Tingkatkan tebaraan pesona keikhlasan
menuju titi persahabatan, lenyapkan sikap mengejek dan membenci, junjung tinggi sikap saling menghargai dan menghormati, tingkatkan
sikap sabar dan ikhlas, lahirkan kesamaan
pandangan, antara sikap dan niat kita, untuk satu kesatuan pemikiran dalam
merajut dan mengapai satu cita-cita, menuju manusia yang bersih dan fitrah demi
tercapainya negeri yang Baldatun Thaibatun Warabbur Ghafur, kalau kesatuan ini
tidak terwujud, tentunya perjalanan menuju kefitrahan dan cita-cita masyarakat sejahtera
juga tidak akan tercapai.
Bulan syawal merupakan momentum untuk memulihkan
kembali berbagai kedap kedip cahaya pergesekan dan perbedaan warna di antara masyarakat,
mari kita buang jauh perbedaan pilihan warna-warni bendera pesta demokrasi, sekarang waktunya bersatu padu, berpegangan tangan menyingsing
lengan baju, dalam semangat kekeluargaan, persaudaraan dibawah lambaian warna putih yang suci (fitrah).
Bulan Syawal juga merupakan bulan penuh keceriaan, di bulan ini
orang-orang bersuka cita, bersalaman, berpelukan, bertangis bahagia, mengucap
syukur yang tulus, meminta maaf dan memaafkan yang bersalah yang pernah
dilakukan dan diperbuat.
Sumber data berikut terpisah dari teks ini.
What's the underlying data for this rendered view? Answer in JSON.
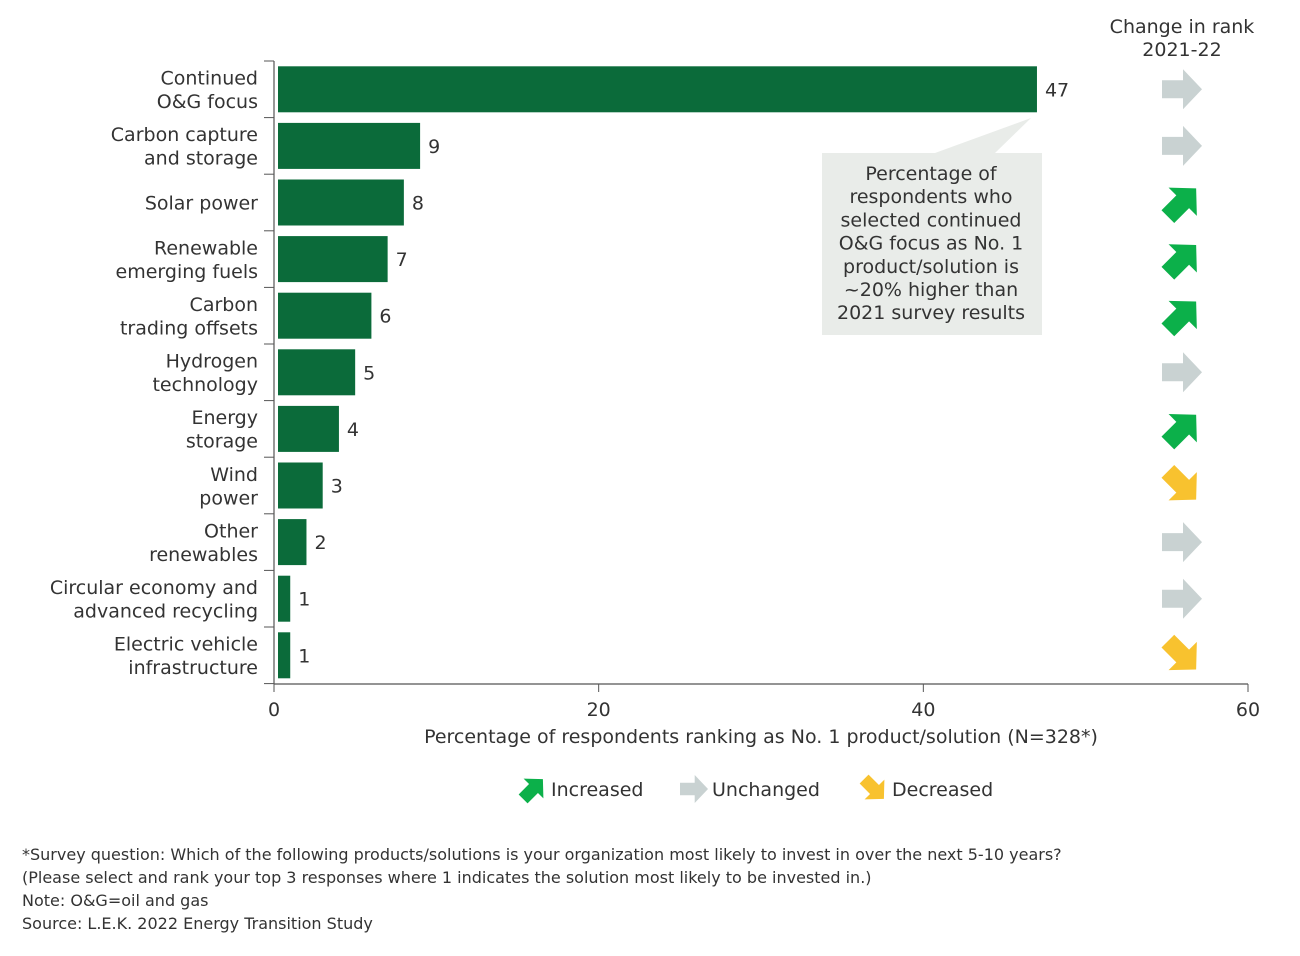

Betapa bulan Syawal menjadi bulan penuh berkah, rahmat
dan ampunan Allah, karena dibulan ini semua umat Islam menguatkan ikatan tali
silaturahmi dan ukhuwah Islamiyah.
Momentum Idul Fitri, hendaknya menjadi ajang
bermaaf-maafan penuh persaudaraan dan kekeluargaan, serta menjadi titi penyeberangan dari penyakit hati dan
berbagai sikap kebencian lainnya, menuju lokasi kefitrahan yang hakiki. Jadikan
Idul fitri pasca pemilihan umum serentak tahun ini, sebagai racun api untuk memadamkan semua bara api kebencian
menuju suasana kefitrahan yang telah menghiasi perjalanan ibadah ramadhan.
Hari meugang dan ramadhan, sarat nuansa sosial, kepedulian dan kesetiakawanan,
nuansa tersebut telah memberikan begitu banyak makna dan arti bagi kita untuk
menata kehidupan yang berkualitas, menuju kehidupan yang abadi di hari nanti.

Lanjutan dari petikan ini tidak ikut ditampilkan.